The female suspect in the YouTube headquarters shooting in San Bruno, California, is reportedly dead, according to CNN. Now, the network is examining the motive behind the unusual case, which happened after recent changes in YouTube’s policy regarding gun sale videos were made. A woman as a suspected shooter does not fit the profile of a mass shooter, but the network reports that the female shooter’s online profile will likely be highly researched by authorities in order to determine the motive behind the shooting.

YouTube recently addressed the mass shooting in Parkland, Florida, by banning YouTube videos that would promote gun sales, as reported by the New York Times. Prior to the shooting at YouTube headquarters, YouTube announced recently that they would clamp down on videos that involve guns, with YouTube’s policy announcement getting backlash in the wake of the high school shooting on February 14.

Google owns YouTube, and the firm announced that it would no longer accept videos on the YouTube platform that would market firearms for sale or the sale of gun accessories and firearm assembling. The new gun policy was scheduled to go into effect in April. YouTube creators were notified that the new policy would address the “manufacture of firearms and their accessories, specifically, items like ammunition, gatling triggers, and drop-in auto sears.”

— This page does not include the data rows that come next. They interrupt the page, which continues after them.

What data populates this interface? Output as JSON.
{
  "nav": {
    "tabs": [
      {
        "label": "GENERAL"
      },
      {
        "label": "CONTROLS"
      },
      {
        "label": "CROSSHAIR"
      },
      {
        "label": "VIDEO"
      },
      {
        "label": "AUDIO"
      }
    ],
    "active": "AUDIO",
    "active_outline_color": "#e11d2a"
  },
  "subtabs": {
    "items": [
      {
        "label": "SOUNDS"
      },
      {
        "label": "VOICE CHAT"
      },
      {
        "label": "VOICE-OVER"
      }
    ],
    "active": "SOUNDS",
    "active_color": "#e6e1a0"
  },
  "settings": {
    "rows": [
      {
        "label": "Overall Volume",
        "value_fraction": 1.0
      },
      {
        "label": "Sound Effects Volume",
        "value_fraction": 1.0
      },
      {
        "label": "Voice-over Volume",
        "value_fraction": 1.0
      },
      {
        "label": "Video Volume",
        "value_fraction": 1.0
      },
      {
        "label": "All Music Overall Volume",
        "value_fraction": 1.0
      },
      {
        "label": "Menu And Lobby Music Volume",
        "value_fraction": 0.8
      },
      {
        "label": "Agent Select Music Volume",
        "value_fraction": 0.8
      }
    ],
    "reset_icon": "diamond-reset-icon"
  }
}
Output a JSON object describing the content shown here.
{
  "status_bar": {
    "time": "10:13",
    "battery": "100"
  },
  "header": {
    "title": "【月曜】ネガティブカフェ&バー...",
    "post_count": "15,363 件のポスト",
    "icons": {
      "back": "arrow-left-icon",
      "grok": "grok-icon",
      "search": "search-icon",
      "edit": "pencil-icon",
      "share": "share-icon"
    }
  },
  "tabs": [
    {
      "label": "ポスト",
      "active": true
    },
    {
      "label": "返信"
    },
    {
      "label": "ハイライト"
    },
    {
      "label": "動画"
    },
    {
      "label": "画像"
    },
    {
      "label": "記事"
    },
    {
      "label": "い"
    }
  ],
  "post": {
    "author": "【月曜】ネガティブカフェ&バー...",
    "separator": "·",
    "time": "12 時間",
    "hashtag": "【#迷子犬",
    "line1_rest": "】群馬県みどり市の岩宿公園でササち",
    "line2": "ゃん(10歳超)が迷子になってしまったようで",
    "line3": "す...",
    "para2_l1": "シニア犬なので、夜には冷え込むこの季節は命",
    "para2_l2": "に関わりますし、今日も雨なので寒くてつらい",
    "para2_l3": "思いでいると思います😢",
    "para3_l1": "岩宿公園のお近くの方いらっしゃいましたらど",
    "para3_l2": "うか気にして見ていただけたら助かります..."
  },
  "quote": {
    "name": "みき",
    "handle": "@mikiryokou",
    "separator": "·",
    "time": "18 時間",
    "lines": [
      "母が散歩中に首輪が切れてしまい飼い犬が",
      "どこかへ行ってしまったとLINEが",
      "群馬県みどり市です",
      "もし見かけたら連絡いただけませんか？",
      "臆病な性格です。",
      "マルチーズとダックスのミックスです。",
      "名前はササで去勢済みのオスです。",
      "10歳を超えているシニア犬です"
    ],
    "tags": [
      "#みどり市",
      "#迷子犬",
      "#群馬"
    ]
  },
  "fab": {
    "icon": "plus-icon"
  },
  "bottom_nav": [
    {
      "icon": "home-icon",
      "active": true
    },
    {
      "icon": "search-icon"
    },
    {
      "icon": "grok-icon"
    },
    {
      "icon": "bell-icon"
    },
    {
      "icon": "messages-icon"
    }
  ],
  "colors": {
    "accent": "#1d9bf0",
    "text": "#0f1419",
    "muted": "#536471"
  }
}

YouTube had already banned videos that instructed viewers on making guns shoot faster, which was the “bump stock” method that the Las Vegas shooter who killed 58 individuals employed. YouTube’s new policy received criticism from gun rights enthusiasts and came amid a time when school students planned walk-out protests against gun violence.

Critics of YouTube’s new gun video ban, like the National Shooting Sports Foundation, called YouTube’s police akin to “censorship,” one that impinged “on the Second Amendment.”

YouTube’s ban on gun demo videos, as reported by Bloomberg, caused some gun-makers to choose to move to different video-sharing platforms. YouTube has been called a haven for some gun-rights supporters prior to the policy change. Searches like “how to build a gun” once resulted in approximately 25 million video results.

Whether or not the YouTube shooting had anything to do with a workplace grievance, a love triangle, a larger statement against YouTube’s new gun policy or any variety of other reasons is still being examined. The female suspected shooter suffered what appeared to be a self-inflicted gunshot wound, according to CNN.